I kicked him on the shin as hard as I could, my momentum lending it some mustard. He howled and slammed backward against the railing, nearly knocking his mother down. He didn’t let go of my arm, though, but pulled me over with him, both of us flailing and rolling and me jerking free and scrabbling back up toward the landing like an anxious crab, expecting to be shot. I was on my feet and jumping up the stairs three at a time toward the third floor, listening to the curses and slaps and yips behind me as Mrs. Pule rallied her son.
There was no shot, despite the way being clear for it and the range close, but I ducked and danced down the third-floor hall anyway, trying to convince myself that she was loathe to fire the gun in public and bring about the collapse of her plans. I should have thought of that an hour ago, when she collared me at the window, but I didn’t, and wasn’t convinced of it now.

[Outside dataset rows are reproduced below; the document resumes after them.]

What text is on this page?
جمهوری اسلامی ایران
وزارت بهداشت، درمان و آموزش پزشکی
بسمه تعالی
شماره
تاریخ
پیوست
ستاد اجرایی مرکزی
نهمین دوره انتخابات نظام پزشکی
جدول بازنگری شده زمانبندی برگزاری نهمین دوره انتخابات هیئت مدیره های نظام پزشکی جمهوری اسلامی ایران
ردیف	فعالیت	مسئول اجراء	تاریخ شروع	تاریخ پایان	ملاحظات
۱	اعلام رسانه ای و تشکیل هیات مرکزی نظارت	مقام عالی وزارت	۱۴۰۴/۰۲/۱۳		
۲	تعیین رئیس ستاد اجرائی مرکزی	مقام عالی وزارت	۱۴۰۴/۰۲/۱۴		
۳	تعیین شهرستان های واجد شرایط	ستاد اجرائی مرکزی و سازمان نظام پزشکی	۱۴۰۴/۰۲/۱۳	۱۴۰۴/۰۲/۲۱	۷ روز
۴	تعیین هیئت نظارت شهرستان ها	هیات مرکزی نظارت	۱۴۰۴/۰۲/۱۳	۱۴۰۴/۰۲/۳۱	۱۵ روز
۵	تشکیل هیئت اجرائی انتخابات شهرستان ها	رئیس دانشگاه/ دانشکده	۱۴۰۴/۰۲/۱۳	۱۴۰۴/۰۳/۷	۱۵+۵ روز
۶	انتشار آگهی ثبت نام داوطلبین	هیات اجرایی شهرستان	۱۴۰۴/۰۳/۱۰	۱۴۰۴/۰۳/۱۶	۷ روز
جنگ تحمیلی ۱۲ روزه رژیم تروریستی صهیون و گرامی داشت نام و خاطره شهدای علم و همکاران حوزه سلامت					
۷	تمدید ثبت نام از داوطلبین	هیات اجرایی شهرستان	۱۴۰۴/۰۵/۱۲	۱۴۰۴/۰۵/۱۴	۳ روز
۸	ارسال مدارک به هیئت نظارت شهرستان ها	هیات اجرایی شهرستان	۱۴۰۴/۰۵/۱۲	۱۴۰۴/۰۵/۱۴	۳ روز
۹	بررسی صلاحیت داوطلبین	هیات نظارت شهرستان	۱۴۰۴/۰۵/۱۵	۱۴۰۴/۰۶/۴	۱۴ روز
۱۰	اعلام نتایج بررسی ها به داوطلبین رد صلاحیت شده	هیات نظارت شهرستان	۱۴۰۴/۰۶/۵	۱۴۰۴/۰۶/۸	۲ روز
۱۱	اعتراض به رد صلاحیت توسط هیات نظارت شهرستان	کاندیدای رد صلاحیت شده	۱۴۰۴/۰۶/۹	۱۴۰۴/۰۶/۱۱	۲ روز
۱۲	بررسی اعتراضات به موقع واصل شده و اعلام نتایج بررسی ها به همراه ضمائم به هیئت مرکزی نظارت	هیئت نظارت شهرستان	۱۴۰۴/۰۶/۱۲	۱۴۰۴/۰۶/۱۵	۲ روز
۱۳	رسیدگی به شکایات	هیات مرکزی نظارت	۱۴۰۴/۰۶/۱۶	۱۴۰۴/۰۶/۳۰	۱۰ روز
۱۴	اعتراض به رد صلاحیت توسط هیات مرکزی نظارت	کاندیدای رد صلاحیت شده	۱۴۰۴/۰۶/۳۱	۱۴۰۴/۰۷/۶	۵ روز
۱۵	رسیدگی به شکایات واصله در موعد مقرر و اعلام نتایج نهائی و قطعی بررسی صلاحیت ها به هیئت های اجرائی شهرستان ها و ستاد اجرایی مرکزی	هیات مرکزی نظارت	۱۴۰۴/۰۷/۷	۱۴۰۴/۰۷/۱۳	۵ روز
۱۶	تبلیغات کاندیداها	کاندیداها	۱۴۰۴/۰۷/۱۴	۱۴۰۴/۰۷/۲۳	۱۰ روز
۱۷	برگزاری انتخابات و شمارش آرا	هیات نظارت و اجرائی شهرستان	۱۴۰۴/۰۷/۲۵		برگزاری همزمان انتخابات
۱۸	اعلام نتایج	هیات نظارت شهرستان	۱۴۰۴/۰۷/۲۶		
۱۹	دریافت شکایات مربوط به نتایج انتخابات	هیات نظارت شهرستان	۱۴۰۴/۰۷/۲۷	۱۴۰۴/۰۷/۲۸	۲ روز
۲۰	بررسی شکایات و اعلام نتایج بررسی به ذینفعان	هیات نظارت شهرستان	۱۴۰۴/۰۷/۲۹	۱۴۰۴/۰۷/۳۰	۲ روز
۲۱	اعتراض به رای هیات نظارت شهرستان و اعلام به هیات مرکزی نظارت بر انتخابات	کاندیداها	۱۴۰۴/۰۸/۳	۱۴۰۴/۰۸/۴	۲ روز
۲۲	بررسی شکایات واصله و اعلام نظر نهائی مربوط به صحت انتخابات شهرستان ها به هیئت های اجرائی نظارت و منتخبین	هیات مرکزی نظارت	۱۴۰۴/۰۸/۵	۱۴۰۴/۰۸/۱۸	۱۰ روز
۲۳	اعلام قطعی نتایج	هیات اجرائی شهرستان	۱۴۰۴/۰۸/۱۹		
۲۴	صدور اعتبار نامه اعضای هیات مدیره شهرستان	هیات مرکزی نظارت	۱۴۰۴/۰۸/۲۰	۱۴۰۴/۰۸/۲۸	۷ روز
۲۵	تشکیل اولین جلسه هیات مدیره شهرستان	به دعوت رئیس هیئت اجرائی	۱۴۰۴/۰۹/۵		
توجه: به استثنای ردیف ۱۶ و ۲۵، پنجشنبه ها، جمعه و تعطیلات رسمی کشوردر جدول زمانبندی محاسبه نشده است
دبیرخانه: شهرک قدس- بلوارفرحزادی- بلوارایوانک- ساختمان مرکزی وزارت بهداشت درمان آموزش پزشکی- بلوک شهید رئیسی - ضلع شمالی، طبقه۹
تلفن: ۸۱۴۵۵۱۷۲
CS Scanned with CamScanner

I blasted past the room again, its door still open and Higgins on his hands and knees on the floor, ruminating. The sight of him brought the Pules up short as they came racing along behind me, and for the moment they let me go in order to attend to him. I headed straight toward a French window, grappled with the latch, pulled it open, and looked out, not onto three stories of empty air, thank heaven, but onto a little dormer balcony. There was a hooting from the open door of the room, and a grunt, and then an outright shriek, as the Pules visited the sins of Jack Owlesby onto the head of poor Higgins.